= Lester Robert Fudge =

Canadian Cross of Valour recipient

Lester Robert Fudge CV of Burin, Newfoundland and Labrador, was awarded the Cross of Valour, Canada's highest decoration for civilian bravery on April 6, 1981. Mr. Fudge was involved in the rescue of twelve crewmen trapped aboard a Danish trawler caught in strong seas.

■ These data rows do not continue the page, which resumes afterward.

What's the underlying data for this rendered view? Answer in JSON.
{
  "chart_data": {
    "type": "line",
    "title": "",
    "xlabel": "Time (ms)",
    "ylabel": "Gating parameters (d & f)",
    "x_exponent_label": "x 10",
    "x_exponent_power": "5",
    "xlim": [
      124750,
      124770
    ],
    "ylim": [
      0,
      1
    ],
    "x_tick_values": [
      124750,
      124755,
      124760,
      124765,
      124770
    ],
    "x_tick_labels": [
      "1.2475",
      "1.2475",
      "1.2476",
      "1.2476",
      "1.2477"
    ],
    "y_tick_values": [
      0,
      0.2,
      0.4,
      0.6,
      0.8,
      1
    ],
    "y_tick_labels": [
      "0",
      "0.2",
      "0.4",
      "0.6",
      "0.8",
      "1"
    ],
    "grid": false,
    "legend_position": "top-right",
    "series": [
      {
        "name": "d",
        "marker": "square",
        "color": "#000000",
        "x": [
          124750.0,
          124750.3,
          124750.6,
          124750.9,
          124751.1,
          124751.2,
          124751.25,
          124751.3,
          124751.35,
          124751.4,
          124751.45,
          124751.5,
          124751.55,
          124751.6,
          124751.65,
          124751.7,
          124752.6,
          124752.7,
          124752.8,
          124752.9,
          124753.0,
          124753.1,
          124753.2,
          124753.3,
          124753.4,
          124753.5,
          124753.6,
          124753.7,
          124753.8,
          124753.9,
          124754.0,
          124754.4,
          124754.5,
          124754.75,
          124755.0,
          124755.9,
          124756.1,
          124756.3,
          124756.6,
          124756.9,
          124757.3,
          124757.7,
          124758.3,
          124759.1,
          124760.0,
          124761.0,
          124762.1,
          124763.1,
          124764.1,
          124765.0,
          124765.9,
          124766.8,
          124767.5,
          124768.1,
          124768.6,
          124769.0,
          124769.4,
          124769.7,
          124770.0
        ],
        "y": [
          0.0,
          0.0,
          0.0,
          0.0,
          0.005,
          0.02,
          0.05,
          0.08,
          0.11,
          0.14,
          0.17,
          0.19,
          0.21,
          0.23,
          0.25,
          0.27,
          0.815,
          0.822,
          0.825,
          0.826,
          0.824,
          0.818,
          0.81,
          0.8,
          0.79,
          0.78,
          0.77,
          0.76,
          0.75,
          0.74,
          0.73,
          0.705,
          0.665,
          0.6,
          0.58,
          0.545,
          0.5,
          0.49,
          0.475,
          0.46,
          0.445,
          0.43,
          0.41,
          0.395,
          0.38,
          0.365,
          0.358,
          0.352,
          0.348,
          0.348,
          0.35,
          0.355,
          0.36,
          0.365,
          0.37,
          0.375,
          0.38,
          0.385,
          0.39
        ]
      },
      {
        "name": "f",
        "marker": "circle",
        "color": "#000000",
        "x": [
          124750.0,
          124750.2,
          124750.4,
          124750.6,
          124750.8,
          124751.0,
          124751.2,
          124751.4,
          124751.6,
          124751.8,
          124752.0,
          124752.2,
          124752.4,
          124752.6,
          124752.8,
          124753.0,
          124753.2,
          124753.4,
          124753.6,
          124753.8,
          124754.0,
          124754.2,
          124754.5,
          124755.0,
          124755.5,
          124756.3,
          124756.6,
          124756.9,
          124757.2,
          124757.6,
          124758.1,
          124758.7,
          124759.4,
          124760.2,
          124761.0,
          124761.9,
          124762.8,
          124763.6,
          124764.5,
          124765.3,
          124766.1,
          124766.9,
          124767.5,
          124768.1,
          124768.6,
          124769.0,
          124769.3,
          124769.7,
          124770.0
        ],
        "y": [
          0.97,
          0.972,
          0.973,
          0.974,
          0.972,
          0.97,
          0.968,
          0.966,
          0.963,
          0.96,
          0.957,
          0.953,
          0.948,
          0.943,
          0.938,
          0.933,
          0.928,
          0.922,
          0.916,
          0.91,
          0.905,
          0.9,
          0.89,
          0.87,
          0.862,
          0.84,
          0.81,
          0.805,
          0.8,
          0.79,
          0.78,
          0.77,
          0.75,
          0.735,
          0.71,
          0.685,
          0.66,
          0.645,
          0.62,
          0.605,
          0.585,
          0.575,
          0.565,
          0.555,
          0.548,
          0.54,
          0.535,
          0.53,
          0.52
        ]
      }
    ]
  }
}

Harold Miller and Martin Sceviour, also involved in the rescue, were similarly awarded the Cross. Government House stated this was the first time the Cross had been awarded to three people simultaneously.

== Citation ==
The official citation reads:At the risk of perishing, Lester Fudge, along with Harold Miller and Martin Sceviour saved the lives of twelve crewmen trapped aboard the Danish trawler Remoy which was caught in strong seas and listing precariously some 13 kilometres out of Nain, Labrador, on 19 November 1978. Late at night, her call of distress was received in Nain and the fishing vessel Zermatt set out in the very worst of weather conditions, her progress hindered by winds of 100 kilometres per hour and freezing spray. She sailed as close as possible to the Remoy which had run aground on a sand reef, had lost her power, was heavily iced over and in imminent danger of capsizing. Messrs. Fudge, Miller and Sceviour volunteered to man a six-metre motor boat and attempt to rescue the stranded crewmen. The cold was so severe that no one could have survived even one minute if they had fallen into the sea. Progress was slow as the three men had to bail out water that the high winds and one and half metre waves pushed into their small craft. They succeeded in transferring seven men to the Zermatt and valiantly made their way a second time through slob ice and raging sea, and succeeded in getting the remaining crewmen to safety aboard the Zermatt.